CENTRAL Central Intelligence

A scene in A Wrinkle in Time set in Camazotz
The administrative hub of Camazotz is called CENTRAL Central Intelligence; it is also where Meg’s father is being held prisoner. What is perhaps the emotional crux of the story is also the coolest and slickest scene in the entire movie. When Meg finds her father, he is imprisoned in a James Turrell-type light space. Silhouetted against illusory shades of orange light, Mr. Murray’s darkened form approaches Meg, herself silhouetted against a similar backdrop of pink light. Their bodies and their hearts eventually meet where the two colors join. Although this scene veers very far from the book, DuVernay succeeds in heightening the emotional impact of the father-daughter reunion with pulsing colors.
And perhaps this climactic scene gets at the ultimate advantage of movies over books: the visual potential of the film medium to tell a compelling story is poised for exploitation in the right hands.
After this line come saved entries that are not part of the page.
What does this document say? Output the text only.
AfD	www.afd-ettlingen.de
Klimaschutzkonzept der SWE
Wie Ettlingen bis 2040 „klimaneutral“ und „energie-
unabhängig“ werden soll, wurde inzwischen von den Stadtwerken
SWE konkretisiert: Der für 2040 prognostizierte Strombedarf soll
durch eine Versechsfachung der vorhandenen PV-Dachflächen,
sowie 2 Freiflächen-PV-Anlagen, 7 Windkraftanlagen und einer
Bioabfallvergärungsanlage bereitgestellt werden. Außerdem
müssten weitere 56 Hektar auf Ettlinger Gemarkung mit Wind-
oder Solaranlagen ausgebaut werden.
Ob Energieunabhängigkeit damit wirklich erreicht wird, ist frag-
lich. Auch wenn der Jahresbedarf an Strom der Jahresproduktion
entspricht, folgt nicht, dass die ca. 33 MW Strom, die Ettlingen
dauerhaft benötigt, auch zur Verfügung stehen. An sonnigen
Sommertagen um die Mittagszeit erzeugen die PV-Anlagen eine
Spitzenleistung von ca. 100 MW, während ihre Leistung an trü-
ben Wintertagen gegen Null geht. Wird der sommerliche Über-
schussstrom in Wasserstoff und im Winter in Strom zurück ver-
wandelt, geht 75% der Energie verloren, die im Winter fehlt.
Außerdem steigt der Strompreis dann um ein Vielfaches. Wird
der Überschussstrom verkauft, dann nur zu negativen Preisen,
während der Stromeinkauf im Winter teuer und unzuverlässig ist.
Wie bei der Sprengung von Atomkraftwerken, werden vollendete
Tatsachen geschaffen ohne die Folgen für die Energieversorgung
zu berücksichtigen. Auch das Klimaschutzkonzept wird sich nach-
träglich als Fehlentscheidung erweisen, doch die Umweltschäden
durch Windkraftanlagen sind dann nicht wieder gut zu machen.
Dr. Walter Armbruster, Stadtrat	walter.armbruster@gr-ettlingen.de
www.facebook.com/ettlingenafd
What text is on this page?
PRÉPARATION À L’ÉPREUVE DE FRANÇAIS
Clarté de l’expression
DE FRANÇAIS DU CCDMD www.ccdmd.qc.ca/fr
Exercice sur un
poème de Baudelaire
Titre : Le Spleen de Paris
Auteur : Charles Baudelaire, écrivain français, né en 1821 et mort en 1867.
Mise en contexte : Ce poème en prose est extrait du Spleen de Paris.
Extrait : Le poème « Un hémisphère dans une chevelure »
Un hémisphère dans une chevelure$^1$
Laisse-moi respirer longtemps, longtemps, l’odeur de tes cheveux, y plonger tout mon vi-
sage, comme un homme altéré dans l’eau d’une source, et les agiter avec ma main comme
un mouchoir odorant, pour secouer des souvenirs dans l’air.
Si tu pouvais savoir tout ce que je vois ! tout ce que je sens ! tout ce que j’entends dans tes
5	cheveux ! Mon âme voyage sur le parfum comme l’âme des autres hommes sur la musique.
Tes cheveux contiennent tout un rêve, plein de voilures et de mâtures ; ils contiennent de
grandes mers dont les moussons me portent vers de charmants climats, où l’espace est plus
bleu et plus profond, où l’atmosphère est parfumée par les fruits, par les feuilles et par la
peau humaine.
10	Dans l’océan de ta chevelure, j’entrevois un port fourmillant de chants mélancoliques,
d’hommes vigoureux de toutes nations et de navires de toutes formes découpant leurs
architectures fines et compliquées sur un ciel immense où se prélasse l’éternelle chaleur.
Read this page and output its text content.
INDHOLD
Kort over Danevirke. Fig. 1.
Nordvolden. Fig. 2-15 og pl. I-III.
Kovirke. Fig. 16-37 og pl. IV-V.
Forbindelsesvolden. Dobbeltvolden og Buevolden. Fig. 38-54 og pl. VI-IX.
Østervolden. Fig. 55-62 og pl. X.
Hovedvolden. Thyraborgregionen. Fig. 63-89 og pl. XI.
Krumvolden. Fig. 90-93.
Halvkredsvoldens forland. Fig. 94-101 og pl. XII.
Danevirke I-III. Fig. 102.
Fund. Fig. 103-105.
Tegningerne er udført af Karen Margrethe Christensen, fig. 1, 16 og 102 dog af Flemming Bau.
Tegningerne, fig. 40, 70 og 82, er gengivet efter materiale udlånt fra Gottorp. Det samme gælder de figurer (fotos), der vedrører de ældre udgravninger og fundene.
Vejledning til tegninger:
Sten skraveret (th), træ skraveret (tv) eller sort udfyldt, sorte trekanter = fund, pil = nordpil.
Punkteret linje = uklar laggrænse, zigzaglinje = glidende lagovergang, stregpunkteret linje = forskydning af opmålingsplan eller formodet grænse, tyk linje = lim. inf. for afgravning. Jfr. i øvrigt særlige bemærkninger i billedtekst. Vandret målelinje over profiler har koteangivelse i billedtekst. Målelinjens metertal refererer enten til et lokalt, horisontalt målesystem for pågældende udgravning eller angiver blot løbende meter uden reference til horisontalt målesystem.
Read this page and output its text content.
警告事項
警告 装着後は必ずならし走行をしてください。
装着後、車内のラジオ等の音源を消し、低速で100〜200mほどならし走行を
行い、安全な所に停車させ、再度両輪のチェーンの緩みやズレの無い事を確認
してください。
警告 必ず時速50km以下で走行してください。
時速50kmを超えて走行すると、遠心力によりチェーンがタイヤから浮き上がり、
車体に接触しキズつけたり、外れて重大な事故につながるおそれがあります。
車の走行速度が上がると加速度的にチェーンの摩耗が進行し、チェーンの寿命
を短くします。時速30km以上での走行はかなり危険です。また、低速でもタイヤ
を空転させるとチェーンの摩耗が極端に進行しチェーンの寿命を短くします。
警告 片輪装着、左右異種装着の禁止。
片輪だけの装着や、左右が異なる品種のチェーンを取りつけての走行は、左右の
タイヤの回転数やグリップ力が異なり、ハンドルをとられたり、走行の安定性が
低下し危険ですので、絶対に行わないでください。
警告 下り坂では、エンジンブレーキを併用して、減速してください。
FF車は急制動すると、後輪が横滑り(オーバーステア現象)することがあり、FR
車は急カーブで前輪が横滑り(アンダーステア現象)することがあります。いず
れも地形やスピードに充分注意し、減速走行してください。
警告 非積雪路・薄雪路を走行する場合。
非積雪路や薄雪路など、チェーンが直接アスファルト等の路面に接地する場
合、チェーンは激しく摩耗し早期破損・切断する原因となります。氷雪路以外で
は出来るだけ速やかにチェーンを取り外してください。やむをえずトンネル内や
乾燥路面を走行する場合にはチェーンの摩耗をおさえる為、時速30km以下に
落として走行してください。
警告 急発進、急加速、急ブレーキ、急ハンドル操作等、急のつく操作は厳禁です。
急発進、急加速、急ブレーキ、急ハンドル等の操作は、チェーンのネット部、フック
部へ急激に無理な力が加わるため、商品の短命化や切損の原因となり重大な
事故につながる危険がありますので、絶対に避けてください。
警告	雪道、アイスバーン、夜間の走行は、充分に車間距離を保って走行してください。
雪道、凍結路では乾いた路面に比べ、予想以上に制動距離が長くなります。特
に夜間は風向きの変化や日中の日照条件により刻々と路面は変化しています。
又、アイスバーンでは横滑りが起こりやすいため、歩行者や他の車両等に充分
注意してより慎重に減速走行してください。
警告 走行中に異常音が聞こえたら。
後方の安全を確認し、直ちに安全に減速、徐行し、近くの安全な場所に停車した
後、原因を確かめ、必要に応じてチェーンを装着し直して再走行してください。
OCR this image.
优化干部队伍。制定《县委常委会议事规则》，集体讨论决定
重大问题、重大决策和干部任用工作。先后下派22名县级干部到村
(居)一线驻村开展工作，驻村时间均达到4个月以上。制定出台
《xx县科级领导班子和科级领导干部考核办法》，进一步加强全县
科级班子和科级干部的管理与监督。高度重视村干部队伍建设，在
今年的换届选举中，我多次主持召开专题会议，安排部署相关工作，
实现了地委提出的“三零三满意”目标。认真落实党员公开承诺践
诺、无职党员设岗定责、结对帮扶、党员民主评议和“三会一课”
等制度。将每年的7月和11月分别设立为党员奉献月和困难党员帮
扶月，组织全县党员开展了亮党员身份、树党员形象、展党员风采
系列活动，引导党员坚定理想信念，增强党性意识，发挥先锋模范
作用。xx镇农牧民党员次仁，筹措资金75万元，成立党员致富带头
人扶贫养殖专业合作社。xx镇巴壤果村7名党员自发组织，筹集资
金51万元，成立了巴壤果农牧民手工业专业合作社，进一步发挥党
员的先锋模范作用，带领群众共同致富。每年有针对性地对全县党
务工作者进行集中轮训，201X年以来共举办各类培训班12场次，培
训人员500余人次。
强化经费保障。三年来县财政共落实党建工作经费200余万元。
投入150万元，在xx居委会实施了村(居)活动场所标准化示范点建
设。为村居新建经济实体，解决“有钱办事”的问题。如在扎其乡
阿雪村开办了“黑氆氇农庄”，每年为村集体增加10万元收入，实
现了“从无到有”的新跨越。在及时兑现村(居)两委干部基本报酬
Although she achieves mixed results, DuVernay’s eclectic world-building in A Wrinkle in Time broadcasts her bold strokes as a visionary filmmaker.
A Wrinkle in Time is now in wide release.
I haven’t seen the movie yet, but this review seems very insightful and well written.
Thanks so much, Scsteckline! I had just re-read the novel as well, so I went into the movie with fresh details to make the novel-to-movie comparisons.